How to Stop Time

How to Stop Time

2017 • 352 pages

Ratings196

Average rating3.8

15

First line: ”I am old.”

Last line: ”The future is you.”

Time is a tantalizing and utterly fascinating concept. An ever present concept constantly affecting us, but still so elusive to our understanding of its constituents.

Traveling in time is a recurring theme in many books and movies. This book is not like those.

How to Stop Time explores more the intricacies of eternal life. At first glance, it may seem tempting, as I think most of us in periods experience a fear of dying, and stress that life is too short. Maybe there are so many things we would want to experience, or maybe we want to be able to explore different life choices to see where they would have led us.

Tom Hazard, in the book, as an ”alba”, does age, just at a very slow rate. Born in the 16th century, he has seen it all, and lived through some of the most defining moments of humanity’s development.

As a story, the book reminds me of both Forrest Gump, Benjamin Button and Sophie’s World, but the story is not what keeps me reading. It’s how Haig so smoothly weaves in little lessons of philosophy and strategically places small intellectual challenges regarding life, age, death, time and love throughout the story.

We not only follow Tom back and forth from his experiences of living in over four different centuries, as well as present time. We also get to feel his struggles, the fear of being ”different”, the pain of outliving people he loves and trying to find a meaning in an existence where everyone else’s full lives are nothing but fleeting moments for him.
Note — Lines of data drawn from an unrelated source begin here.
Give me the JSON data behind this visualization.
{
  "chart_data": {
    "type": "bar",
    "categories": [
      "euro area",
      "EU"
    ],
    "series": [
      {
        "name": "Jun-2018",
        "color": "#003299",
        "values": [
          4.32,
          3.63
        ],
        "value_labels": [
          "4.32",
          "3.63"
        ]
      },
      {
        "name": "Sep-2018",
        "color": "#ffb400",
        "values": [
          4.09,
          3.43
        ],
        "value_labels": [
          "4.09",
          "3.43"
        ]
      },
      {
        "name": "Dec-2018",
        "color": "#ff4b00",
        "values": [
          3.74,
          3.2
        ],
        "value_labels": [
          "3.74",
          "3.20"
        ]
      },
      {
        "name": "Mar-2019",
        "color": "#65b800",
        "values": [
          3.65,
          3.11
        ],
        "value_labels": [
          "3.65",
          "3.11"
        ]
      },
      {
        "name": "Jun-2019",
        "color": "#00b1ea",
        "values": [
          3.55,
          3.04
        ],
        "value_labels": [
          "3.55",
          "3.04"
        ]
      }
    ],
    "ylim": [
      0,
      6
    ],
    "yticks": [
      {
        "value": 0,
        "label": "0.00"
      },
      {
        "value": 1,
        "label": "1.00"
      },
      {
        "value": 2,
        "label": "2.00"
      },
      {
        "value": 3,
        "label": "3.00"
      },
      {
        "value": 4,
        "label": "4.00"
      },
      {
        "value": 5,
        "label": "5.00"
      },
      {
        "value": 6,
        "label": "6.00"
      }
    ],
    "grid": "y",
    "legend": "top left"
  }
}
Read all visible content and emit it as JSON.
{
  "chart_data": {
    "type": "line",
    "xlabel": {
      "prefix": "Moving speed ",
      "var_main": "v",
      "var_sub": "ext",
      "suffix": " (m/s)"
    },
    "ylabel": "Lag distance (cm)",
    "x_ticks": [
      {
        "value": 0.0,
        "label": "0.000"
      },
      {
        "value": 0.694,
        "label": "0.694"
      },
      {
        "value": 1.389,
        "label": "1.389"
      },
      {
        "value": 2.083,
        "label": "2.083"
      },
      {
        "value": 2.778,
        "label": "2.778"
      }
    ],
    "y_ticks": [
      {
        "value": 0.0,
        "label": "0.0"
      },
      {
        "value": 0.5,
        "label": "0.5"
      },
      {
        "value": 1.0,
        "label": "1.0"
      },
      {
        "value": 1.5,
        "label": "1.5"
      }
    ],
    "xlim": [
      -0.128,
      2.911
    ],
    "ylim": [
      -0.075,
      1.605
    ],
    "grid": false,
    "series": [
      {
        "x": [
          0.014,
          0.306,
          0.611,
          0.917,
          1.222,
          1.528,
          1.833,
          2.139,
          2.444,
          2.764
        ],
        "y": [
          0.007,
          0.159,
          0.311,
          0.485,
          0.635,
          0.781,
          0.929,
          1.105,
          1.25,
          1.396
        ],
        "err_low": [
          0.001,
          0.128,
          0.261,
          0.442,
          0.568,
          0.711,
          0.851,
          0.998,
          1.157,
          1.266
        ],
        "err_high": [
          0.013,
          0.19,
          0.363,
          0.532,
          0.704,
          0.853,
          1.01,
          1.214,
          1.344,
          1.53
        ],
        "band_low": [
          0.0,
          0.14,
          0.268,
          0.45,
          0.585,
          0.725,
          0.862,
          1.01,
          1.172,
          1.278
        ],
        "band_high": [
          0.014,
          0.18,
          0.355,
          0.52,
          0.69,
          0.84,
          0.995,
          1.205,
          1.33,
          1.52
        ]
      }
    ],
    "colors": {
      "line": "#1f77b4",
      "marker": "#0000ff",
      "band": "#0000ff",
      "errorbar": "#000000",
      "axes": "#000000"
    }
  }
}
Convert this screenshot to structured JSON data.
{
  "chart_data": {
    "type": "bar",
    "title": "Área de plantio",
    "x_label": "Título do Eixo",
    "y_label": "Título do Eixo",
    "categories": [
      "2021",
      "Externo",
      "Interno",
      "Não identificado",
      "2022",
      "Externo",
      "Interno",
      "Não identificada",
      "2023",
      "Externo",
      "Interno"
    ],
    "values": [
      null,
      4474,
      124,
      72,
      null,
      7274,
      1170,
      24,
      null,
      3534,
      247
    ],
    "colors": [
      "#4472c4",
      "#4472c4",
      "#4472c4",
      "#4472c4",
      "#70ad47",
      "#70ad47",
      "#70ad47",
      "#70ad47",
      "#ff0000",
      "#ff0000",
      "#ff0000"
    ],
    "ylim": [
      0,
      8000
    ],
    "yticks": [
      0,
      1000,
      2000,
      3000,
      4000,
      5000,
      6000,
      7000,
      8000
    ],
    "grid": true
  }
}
I think a pretty good way of defining a ”good book” is how long it stays in your mind after reading it. I have a feeling this will turn out to be a very good book.

Favorite passages:

”You are not the only one with sorrows in this world. Don’t hoard them like they are precious. There is always plenty of them to go around.” (p.126)

”…I was starting to feel that you couldn’t do mathematics with emotions. In protecting yourself from hurt you could create a new, subtler type of pain. It is a dilemma.” (p.132)

”The human mind has is its own…prisons. You don’t have a choice over everything in life.” (p.152)

”I have only been alive for four hundred and thirty- nine years, which is of course nowhere near long enough to understand the minimal facial expressions of the average teenage boy.” (p.173)

”Free will might be overrated. ’Anxiety,’ Kierkegaard wrote, in the middle of of the nineteenth century, ’is the dizziness of freedom.’ (p.233)

”Love is where you find the meaning…You can take all the years before and since and weigh them next to those, and they wouldn’t stand a chance.” (p.296)

”That’s the thing with time, isn’t it? It’s not all the same. Some days - some years - some decades - are empty. There is nothing to them. It’s just flat water. And then you come across a year, or even a day, or an afternoon. And it is everything. It is the whole thing.” (p.296)

And, just as it only takes a moment to die, it only takes a moment to live. You just close your eyes and let every futile fear slip away. And then, in this new state, free from fear, you ask yourself: who am I? If I could live without doubt what would I do? If I could be kind without the fear of being fucked over? If I could love without fear of being hurt? If I could taste the sweetness of today without thinking of how I will miss that taste tomorrow? If I could not fear the passing of time and the people it will steal? Yes. What would I do? Who would I care for? What battle would I fight? Which paths would I step down? What joys would I allow myself? What internal mysteries would I solve? How, in short, would I live?

So, it took me only 437 years, but I finally realised how to go about answering all this. I didn’t quite know what the answer was but I knew the process. In a way the process was not knowing the answer, and being fine with that.” (p.314)

”’Love is a motherfucker.’

I sigh. ’Of course it is.’

’You should just shoot for it. Tell her you messed up. Tell her why you messed up. Be honest. Honesty works. Well, honesty gets you locked up in a psych ward. But sometimes it works.’

’Honesty is a motherfucker,’ I say, and she laughs.

She goes quiet for a little while. Remembers something. ’I speak the truth not so much as I would, but as much as I dare, and I dare a little more as I grow older.’” (p.317)

”History was - is - a one-way street. You have to keep walking forwards. But you don’t always have to look ahead. Sometimes you can just look around and be happy right where you are.” (p.321)

”I love her so much. I could not love her more. And the terror of not allowing myself to love her has beaten that fear of losing her.” (p.325)

”There is only the present. Just as every object on earth contains similar and interchanging atoms, so every fragment of time contains aspects of every other…

It is clear. In those moments that burst alive the present lasts for ever, and I know there are many more presents to live. I understand. I understand you can be free. I understand that the way you stop time is by stopping being ruled by it. I am no longer drowning in my past, or fearful of my future. How can I be?